HOW DID THE INITIATIVE BEGIN?
The idea to create the campus initiative began to take shape in November 2015 when former Provost Dr. Steve Oldham called a small group of faculty and staff together to discuss how to help students think more intentionally about purpose and vocation. The vision was to help enable graduates of UMHB to live meaningful lives that fulfill the will of God and contribute to the common good.
“Through Vocaré, we want to help foster a campus culture of meaningful life exploration,” said Dr. Vassar, provost and senior vice president for academic affairs. “The goals of the initiative also include training faculty and staff to engage students in conversations that explore life purpose, providing opportunities for students to explore and experience potential life callings, and shaping our curriculum to help students consider the spiritual, moral, and societal commitments that produce meaningful lives.”
In the Fall of 2019, the Vocaré initiative was awarded a NetVUE grant, which was used to create workshops and trainings for staff and faculty. “There is much enthusiasm for the initiative and a growing awareness of its goals across the campus,” Carrell said.
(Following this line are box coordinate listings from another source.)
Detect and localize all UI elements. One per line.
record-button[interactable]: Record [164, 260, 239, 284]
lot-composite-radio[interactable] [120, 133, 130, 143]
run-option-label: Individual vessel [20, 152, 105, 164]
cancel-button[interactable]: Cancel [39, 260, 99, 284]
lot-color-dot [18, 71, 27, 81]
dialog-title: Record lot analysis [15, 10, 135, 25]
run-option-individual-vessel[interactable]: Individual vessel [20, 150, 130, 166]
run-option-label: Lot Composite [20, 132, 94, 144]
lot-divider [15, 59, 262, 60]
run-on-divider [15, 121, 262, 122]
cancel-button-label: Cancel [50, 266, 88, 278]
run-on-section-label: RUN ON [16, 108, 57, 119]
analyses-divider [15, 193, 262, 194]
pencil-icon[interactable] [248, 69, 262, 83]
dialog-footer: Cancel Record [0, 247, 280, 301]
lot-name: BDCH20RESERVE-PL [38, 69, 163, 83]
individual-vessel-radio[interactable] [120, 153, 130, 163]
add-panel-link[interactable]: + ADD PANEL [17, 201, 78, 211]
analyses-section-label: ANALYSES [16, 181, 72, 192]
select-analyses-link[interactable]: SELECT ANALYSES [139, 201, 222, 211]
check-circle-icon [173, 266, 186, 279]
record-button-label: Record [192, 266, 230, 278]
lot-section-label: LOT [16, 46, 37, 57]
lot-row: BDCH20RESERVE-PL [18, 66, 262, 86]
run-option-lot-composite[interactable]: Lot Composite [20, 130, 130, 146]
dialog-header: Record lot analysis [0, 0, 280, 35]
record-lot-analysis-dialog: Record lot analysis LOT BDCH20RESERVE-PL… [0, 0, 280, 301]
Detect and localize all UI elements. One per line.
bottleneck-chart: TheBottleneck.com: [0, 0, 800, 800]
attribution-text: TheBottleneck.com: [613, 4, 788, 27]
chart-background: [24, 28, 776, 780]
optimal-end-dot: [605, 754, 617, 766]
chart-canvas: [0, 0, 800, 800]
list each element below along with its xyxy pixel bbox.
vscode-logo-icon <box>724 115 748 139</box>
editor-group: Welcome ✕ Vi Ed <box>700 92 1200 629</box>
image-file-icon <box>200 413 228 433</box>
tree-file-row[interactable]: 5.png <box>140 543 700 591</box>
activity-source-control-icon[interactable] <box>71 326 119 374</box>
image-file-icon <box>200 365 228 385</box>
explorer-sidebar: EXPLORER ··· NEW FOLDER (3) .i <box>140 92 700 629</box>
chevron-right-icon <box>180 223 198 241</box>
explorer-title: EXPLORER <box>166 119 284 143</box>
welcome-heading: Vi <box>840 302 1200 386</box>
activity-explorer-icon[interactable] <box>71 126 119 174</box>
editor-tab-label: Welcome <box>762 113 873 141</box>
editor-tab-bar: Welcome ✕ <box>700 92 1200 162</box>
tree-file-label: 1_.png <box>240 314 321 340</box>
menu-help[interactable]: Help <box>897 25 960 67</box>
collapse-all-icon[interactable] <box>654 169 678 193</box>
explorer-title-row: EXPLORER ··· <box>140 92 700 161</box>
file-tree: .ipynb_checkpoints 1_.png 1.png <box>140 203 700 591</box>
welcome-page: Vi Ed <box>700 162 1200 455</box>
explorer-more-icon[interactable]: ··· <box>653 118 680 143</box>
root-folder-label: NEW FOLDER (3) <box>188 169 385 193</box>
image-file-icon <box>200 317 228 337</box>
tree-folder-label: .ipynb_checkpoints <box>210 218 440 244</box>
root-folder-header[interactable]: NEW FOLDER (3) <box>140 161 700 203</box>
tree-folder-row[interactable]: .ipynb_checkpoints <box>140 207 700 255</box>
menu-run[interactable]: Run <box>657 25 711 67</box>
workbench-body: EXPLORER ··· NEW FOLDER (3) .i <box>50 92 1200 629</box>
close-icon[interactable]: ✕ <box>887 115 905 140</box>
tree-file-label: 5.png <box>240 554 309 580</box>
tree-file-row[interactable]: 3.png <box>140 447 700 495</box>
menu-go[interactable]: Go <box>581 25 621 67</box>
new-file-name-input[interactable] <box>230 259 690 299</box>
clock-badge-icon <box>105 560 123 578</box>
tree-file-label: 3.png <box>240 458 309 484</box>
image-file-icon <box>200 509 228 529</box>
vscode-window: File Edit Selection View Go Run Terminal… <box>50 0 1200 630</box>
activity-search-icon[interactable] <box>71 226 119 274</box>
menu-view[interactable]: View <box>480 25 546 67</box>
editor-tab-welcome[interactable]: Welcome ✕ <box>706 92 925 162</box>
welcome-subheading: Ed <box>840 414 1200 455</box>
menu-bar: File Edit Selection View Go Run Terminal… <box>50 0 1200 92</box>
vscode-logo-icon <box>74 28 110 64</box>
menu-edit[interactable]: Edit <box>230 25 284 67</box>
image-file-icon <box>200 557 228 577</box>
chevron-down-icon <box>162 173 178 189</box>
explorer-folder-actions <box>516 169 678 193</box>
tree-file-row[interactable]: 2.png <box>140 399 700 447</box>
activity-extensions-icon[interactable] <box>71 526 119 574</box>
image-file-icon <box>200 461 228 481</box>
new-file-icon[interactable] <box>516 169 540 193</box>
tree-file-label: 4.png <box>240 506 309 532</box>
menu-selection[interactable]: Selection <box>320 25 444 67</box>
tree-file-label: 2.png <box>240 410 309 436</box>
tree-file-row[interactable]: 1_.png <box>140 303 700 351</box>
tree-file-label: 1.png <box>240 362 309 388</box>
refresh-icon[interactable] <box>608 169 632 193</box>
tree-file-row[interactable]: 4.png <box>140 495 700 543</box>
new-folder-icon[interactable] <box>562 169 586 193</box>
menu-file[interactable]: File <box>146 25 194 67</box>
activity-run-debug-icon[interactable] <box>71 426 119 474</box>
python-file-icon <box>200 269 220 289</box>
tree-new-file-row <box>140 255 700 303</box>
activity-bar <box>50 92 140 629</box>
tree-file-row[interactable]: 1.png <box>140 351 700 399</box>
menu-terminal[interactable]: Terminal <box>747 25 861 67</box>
According to a UMHB Freshman Seminar report that year, 68.9 percent of students moderately or strongly agreed that they have a specific calling in life.
“It is clear that the majority of first-year students are at least receptive to the language of ‘calling,’” Carrell said. “From this, we know it’s prudent that we give them regular opportunities to identify and reflect on their own personal strengths and gifts.”
Yvette Shackelford, assistant to the vice president for student life, said working alongside students and helping them see their gifts and talents has given her own life and work meaning and purpose.
“I love helping give students a sense of direction,” she said. “I love to serve other people and work alongside the students and see them happy. That truly makes me very happy.”
Dr. William “Bill” Tanner also finds meaning and purpose in his work as a professor and department chair of computer science, engineering, and physics. He is excited to share the initiative with his students to help them on their journeys to find “calling.”
“I have always felt that there is a need for folks to be able to work with students in a way that they can become aware of their potential and to achieve that,” Tanner said. “I really enjoy being a part of that process.”
Even though someone’s calling may evolve and change as they get older and go through life, Carrell says the process is essentially about discernment.
“It’s our hope that while at UMHB students will listen thoughtfully, read broadly, and think deeply about calling,” he said. “So when they discover their gifts, develop their talents, and explore their passions, they can go out and make a difference in the world.”